For this, you can create an [ErrorTypeConfig](../tab_err/error_type/_config.py) object or simply use a dict.

The examples below concat the original dataframe, the perturbed dataframe, and the error mask as columns to make it easier to see the changes.

In [1]:
from __future__ import annotations

import pandas as pd

from tab_err import error_type
from tab_err.api import low_level
from tab_err.error_mechanism import ECAR
from tab_err.error_type import ErrorTypeConfig

## Utils for Cleaner Notebook

In [2]:
def show_result(original_df: pd.DataFrame, perturbed_df: pd.DataFrame, error_mask: pd.DataFrame | None = None) -> pd.DataFrame:
    """Simple helper function to show DataFrames after perturbing them."""
    return (
        pd.concat([original_df, perturbed_df], keys=["original", "perturbed"], axis=1)
        if error_mask is None
        else pd.concat([original_df, perturbed_df, error_mask], keys=["original", "perturbed", "error_mask"], axis=1)
    )

In [3]:
df_user_content = pd.DataFrame(
    {
        "user_id": [1, 1, 2, 2, 3, 4],
        "user": ["Alice", "Alice", "Bob", "Bob", "Clara", "David"],
        "content": ["¿Cómo estás?", "Привет, как дела?", "今日はどうですか", "Ça va bien, merci.", "¡Nos vemos mañana!", "Ich hätte Hunger."],
        "timestamp": ["12 a.m.", "3 p.m.", "3 p.m.", "4 a.m.", "1 p.m.", "1 p.m."],
    }
)
df_typist_book_title = pd.DataFrame(
    {
        "typist": ["Alice", "Alice", "Alice", "Bob", "Bob", "Bob"],
        "book_title": ["To Kill a Mockingbird", "1984", "Pride and Prejudice", "The Great Gatsby", "Moby-Dick", "The Catcher in the Rye"],
        "rating": [1.0, 3.0, 3.0, 4.0, 2.0, 1.0],
    }
)
df_services = pd.DataFrame(
    {
        "service": [
            "service-A-2024-02-01",
            "service-A-2024-02-02",
            "service-A-2024-02-03",
            "service-A-2024-02-01",
            "service-B-2024-02-02",
            "service-B-2024-02-03",
            "service-C-2024-02-01",
            "service-C-2024-02-02",
            "service-C-2024-02-03",
        ]
    }
)

## Add Delta

If an instrument is incorrectly gauged or wrongly used, it is possible that systematic measurement errors occur, e.g., constantly too high measurements.

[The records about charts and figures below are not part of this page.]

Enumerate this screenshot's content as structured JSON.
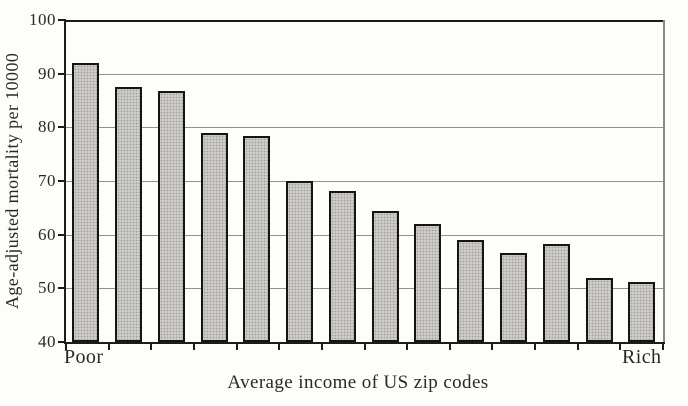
{
  "chart_data": {
    "type": "bar",
    "xlabel": "Average income of US zip codes",
    "ylabel": "Age-adjusted mortality per 10000",
    "x_end_labels": {
      "left": "Poor",
      "right": "Rich"
    },
    "values": [
      92,
      87.5,
      86.7,
      79,
      78.4,
      70,
      68.2,
      64.5,
      62,
      59,
      56.5,
      58.2,
      52,
      51.2
    ],
    "yticks": [
      100,
      90,
      80,
      70,
      60,
      50,
      40
    ],
    "ylim": [
      40,
      100
    ],
    "n_bars": 14,
    "grid": "horizontal gridlines at labeled y ticks",
    "legend": "none"
  },
  "colors": {
    "background": "#fdfdfb",
    "bar_fill": "#cdccc8",
    "bar_stipple": "#a09e99",
    "bar_border": "#161513",
    "axis": "#1e1c1a",
    "gridline": "#91918d",
    "text": "#2b2824"
  }
}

This error type needs some configuration.
Here we use an explicit `ErrorTypeConfig` object.

In [4]:
add_delta_error = error_type.AddDelta(ErrorTypeConfig(add_delta_value=0.1))

df_corrupted, error_mask = low_level.create_errors(df_typist_book_title, "rating", 0.2, ECAR(), add_delta_error)

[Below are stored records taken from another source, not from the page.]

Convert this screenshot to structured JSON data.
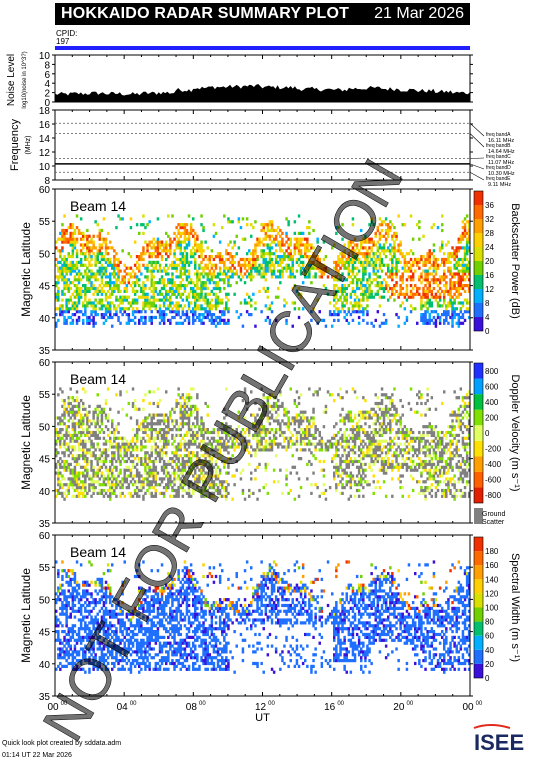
{
  "header": {
    "title": "HOKKAIDO RADAR SUMMARY PLOT",
    "date": "21 Mar 2026",
    "cpid_label": "CPID:",
    "cpid_value": "197"
  },
  "colors": {
    "cpid_bar": "#2020ff",
    "ground_scatter": "#808080"
  },
  "footer": {
    "line1": "Quick look plot created by sddata.adm",
    "line2": "01:14 UT 22 Mar 2026",
    "logo_text": "ISEE"
  },
  "watermark": "NOT FOR PUBLICATION",
  "chart_data": [
    {
      "type": "area",
      "ylabel": "Noise Level",
      "yunits": "log10(noise in 10^3?)",
      "yticks": [
        "0",
        "2",
        "4",
        "6",
        "8",
        "10"
      ],
      "ylim": [
        0,
        10
      ],
      "x_hours": [
        0,
        1,
        2,
        3,
        4,
        5,
        6,
        7,
        8,
        9,
        10,
        11,
        12,
        13,
        14,
        15,
        16,
        17,
        18,
        19,
        20,
        21,
        22,
        23,
        24
      ],
      "values": [
        1.5,
        1.6,
        1.7,
        1.6,
        1.5,
        1.7,
        1.8,
        2.4,
        2.8,
        3.0,
        3.1,
        3.2,
        3.0,
        2.9,
        2.6,
        2.5,
        2.4,
        2.7,
        2.8,
        2.6,
        2.4,
        2.2,
        2.0,
        1.8,
        1.7
      ]
    },
    {
      "type": "line",
      "ylabel": "Frequency",
      "yunits": "(MHz)",
      "yticks": [
        "8",
        "10",
        "12",
        "14",
        "16",
        "18"
      ],
      "ylim": [
        8,
        18
      ],
      "bands": [
        {
          "name": "freq bandA",
          "value": "16.11 MHz",
          "freq": 16.11
        },
        {
          "name": "freq bandB",
          "value": "14.64 MHz",
          "freq": 14.64
        },
        {
          "name": "freq bandC",
          "value": "11.07 MHz",
          "freq": 11.07
        },
        {
          "name": "freq bandD",
          "value": "10.30 MHz",
          "freq": 10.3
        },
        {
          "name": "freq bandE",
          "value": "9.11 MHz",
          "freq": 9.11
        }
      ]
    },
    {
      "type": "heatmap",
      "beam": "Beam 14",
      "ylabel": "Magnetic Latitude",
      "yticks": [
        "35",
        "40",
        "45",
        "50",
        "55",
        "60"
      ],
      "ylim": [
        35,
        60
      ],
      "colorbar_label": "Backscatter Power (dB)",
      "colorbar_ticks": [
        "0",
        "4",
        "8",
        "12",
        "16",
        "20",
        "24",
        "28",
        "32",
        "36"
      ],
      "colorscale": [
        "#3b10d8",
        "#2070ff",
        "#00b0ff",
        "#00c070",
        "#70d000",
        "#d8e000",
        "#ffd000",
        "#ffa000",
        "#ff6a00",
        "#f03000"
      ]
    },
    {
      "type": "heatmap",
      "beam": "Beam 14",
      "ylabel": "Magnetic Latitude",
      "yticks": [
        "35",
        "40",
        "45",
        "50",
        "55",
        "60"
      ],
      "ylim": [
        35,
        60
      ],
      "colorbar_label": "Doppler Velocity (m s⁻¹)",
      "colorbar_ticks": [
        "-800",
        "-600",
        "-400",
        "-200",
        "0",
        "200",
        "400",
        "600",
        "800"
      ],
      "colorscale": [
        "#e02000",
        "#ff6000",
        "#ffa000",
        "#ffe000",
        "#e0ff60",
        "#80e000",
        "#00c040",
        "#00a0ff",
        "#2030ff"
      ],
      "ground_scatter_label": [
        "Ground",
        "Scatter"
      ]
    },
    {
      "type": "heatmap",
      "beam": "Beam 14",
      "ylabel": "Magnetic Latitude",
      "yticks": [
        "35",
        "40",
        "45",
        "50",
        "55",
        "60"
      ],
      "ylim": [
        35,
        60
      ],
      "colorbar_label": "Spectral Width (m s⁻¹)",
      "colorbar_ticks": [
        "0",
        "20",
        "40",
        "60",
        "80",
        "100",
        "120",
        "140",
        "160",
        "180"
      ],
      "colorscale": [
        "#3b10d8",
        "#2070ff",
        "#00b0ff",
        "#00c070",
        "#70d000",
        "#d8e000",
        "#ffd000",
        "#ffa000",
        "#ff6a00",
        "#f03000"
      ],
      "xlabel": "UT",
      "xticks": [
        "00",
        "04",
        "08",
        "12",
        "16",
        "20",
        "00"
      ],
      "xtick_sup": "00"
    }
  ]
}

show_result(df_typist_book_title, df_corrupted, error_mask)

Unnamed: 0_level_0,original,original,original,perturbed,perturbed,perturbed,error_mask,error_mask,error_mask
Unnamed: 0_level_1,typist,book_title,rating,typist,book_title,rating,typist,book_title,rating
0,Alice,To Kill a Mockingbird,1.0,Alice,To Kill a Mockingbird,1.0,False,False,False
1,Alice,1984,3.0,Alice,1984,3.0,False,False,False
2,Alice,Pride and Prejudice,3.0,Alice,Pride and Prejudice,3.0,False,False,False
3,Bob,The Great Gatsby,4.0,Bob,The Great Gatsby,4.0,False,False,False
4,Bob,Moby-Dick,2.0,Bob,Moby-Dick,2.0,False,False,False
5,Bob,The Catcher in the Rye,1.0,Bob,The Catcher in the Rye,1.1,False,False,True


We can also configure error types using a `dict`.

In [5]:
add_delta_error = error_type.AddDelta({"add_delta_value": 0.1})

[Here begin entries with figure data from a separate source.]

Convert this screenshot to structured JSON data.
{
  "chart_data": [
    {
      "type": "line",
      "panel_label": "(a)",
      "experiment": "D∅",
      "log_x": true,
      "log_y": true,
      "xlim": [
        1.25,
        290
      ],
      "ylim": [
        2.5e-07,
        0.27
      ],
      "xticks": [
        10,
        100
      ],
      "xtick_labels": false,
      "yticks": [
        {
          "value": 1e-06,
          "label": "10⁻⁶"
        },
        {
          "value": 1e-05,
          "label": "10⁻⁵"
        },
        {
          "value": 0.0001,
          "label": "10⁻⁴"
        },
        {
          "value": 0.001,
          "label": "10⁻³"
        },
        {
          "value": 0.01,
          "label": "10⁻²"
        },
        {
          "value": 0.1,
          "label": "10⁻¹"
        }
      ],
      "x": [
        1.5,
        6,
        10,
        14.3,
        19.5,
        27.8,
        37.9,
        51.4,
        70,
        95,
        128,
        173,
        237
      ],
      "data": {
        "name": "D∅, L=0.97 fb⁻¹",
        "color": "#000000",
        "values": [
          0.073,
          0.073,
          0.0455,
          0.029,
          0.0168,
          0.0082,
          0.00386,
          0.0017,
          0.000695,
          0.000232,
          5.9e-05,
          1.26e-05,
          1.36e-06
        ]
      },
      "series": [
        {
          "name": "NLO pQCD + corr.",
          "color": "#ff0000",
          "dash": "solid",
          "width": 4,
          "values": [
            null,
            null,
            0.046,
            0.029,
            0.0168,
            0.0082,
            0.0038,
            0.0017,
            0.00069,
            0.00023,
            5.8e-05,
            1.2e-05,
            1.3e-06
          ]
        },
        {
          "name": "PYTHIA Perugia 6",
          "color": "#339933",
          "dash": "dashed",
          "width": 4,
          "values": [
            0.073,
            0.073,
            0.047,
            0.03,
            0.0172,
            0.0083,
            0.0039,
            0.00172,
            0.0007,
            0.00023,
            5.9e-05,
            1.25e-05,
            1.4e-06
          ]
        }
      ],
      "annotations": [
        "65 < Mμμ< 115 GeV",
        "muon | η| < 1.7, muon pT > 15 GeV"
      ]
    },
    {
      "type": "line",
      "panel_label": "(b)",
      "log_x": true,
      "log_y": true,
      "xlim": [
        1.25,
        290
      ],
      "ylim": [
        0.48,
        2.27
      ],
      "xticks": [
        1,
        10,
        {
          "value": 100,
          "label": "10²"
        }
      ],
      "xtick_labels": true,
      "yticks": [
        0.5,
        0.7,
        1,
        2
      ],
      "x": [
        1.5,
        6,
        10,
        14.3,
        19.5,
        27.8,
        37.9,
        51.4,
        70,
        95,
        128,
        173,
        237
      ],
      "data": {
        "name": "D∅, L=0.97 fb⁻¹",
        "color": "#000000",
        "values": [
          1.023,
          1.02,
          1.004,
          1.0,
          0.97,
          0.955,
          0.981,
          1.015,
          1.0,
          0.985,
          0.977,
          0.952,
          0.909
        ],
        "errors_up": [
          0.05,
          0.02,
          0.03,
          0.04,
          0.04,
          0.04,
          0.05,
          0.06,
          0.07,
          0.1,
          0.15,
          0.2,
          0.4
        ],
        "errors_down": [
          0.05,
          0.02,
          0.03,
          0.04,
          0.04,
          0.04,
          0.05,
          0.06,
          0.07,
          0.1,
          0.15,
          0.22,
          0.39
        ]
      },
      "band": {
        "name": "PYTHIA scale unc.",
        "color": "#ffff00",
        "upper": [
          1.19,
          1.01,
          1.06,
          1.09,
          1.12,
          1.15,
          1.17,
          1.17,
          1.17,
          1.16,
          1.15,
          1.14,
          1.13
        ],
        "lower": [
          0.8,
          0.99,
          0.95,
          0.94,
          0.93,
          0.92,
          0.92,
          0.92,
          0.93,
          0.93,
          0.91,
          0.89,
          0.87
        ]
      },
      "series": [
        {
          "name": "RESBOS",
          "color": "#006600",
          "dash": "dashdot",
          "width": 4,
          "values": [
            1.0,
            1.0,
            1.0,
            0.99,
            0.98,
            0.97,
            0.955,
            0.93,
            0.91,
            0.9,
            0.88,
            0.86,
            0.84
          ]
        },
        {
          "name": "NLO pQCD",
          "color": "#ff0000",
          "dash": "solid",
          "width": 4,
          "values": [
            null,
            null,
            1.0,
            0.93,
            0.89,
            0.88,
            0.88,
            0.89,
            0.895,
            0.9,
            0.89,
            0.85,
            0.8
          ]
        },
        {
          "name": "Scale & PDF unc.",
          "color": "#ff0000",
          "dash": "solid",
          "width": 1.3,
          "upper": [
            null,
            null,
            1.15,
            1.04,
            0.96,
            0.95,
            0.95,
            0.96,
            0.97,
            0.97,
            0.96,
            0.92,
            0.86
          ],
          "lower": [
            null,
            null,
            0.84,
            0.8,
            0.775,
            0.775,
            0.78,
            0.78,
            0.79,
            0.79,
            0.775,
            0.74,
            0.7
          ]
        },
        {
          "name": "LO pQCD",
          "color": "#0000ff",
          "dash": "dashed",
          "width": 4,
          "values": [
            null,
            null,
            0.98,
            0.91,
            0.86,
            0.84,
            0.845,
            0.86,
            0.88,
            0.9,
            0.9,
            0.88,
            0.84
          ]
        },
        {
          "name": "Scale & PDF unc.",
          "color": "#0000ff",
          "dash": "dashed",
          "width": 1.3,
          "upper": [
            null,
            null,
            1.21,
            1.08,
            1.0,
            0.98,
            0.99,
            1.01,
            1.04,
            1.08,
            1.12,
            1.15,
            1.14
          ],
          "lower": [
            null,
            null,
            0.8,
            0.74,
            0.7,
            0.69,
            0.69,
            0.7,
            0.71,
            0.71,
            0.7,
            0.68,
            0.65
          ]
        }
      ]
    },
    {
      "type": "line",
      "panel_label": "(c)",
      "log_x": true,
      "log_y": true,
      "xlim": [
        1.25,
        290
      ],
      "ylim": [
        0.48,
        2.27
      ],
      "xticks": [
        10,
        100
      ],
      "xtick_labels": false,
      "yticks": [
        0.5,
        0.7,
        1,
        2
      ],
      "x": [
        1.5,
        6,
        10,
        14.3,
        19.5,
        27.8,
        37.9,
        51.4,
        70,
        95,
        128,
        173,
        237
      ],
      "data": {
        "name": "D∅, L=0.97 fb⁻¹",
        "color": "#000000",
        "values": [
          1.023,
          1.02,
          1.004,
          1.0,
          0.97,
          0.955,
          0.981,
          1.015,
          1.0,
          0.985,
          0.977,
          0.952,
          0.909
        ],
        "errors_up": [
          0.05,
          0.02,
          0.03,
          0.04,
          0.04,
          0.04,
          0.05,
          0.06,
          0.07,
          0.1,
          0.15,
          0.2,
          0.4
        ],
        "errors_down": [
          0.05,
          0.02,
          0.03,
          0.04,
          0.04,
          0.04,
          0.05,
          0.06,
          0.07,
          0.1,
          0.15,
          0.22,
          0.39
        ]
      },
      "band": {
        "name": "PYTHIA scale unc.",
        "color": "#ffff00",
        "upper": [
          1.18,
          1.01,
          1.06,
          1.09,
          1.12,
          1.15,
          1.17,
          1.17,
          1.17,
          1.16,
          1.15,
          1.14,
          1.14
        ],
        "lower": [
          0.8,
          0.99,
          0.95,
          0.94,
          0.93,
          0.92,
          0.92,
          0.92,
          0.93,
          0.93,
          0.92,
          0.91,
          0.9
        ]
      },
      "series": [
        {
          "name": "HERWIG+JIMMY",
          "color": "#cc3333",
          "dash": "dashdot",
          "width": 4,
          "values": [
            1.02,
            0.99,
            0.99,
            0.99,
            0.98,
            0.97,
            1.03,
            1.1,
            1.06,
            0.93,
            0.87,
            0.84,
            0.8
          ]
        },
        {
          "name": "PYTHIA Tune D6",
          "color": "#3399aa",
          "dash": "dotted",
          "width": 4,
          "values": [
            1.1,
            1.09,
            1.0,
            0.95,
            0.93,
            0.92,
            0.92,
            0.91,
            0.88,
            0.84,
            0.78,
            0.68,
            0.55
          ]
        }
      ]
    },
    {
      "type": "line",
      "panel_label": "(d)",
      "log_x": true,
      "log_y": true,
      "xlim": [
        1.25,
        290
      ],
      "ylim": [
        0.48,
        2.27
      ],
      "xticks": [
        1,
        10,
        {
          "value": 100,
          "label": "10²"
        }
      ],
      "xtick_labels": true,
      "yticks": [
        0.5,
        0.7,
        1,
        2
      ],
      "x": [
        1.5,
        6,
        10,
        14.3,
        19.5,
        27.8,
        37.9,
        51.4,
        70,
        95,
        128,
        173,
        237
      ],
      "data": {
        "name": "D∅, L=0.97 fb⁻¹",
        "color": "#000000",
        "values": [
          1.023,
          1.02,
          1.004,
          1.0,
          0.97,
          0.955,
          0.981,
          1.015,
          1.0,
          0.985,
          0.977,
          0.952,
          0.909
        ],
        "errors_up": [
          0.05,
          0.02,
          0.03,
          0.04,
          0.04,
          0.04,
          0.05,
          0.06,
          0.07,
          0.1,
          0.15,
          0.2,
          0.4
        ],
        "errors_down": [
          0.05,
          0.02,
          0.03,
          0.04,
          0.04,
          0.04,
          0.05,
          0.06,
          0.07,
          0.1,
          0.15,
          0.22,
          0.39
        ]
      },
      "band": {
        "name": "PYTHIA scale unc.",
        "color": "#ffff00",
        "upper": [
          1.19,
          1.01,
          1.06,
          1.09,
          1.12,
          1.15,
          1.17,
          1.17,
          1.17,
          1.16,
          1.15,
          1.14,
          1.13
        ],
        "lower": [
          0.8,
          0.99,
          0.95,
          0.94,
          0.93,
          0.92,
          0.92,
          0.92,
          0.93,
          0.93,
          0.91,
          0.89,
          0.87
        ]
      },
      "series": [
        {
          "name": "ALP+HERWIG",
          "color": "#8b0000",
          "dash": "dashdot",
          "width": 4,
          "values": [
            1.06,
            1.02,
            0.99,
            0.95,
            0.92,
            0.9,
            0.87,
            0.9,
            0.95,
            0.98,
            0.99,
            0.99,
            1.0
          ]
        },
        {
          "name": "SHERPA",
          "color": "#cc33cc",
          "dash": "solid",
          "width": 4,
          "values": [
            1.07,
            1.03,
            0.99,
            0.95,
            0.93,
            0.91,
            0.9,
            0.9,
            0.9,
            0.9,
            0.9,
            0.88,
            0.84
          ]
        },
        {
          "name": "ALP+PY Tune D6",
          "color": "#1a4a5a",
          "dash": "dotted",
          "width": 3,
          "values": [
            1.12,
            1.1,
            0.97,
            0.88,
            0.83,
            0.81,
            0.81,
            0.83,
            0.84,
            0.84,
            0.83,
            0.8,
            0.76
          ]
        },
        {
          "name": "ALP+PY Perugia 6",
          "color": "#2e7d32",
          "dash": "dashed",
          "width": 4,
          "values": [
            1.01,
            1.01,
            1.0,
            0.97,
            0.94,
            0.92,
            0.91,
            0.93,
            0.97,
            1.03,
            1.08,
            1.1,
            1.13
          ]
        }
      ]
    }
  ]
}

df_corrupted, error_mask = low_level.create_errors(df_typist_book_title, "rating", 0.2, ECAR(), add_delta_error)

show_result(df_typist_book_title, df_corrupted, error_mask)

Unnamed: 0_level_0,original,original,original,perturbed,perturbed,perturbed,error_mask,error_mask,error_mask
Unnamed: 0_level_1,typist,book_title,rating,typist,book_title,rating,typist,book_title,rating
0,Alice,To Kill a Mockingbird,1.0,Alice,To Kill a Mockingbird,1.0,False,False,False
1,Alice,1984,3.0,Alice,1984,3.0,False,False,False
2,Alice,Pride and Prejudice,3.0,Alice,Pride and Prejudice,3.0,False,False,False
3,Bob,The Great Gatsby,4.0,Bob,The Great Gatsby,4.1,False,False,True
4,Bob,Moby-Dick,2.0,Bob,Moby-Dick,2.0,False,False,False
5,Bob,The Catcher in the Rye,1.0,Bob,The Catcher in the Rye,1.0,False,False,False


## MissingValue

If the transmission of data is interrupted or unstable, some cells can be missing or users simply don't fill out some fields.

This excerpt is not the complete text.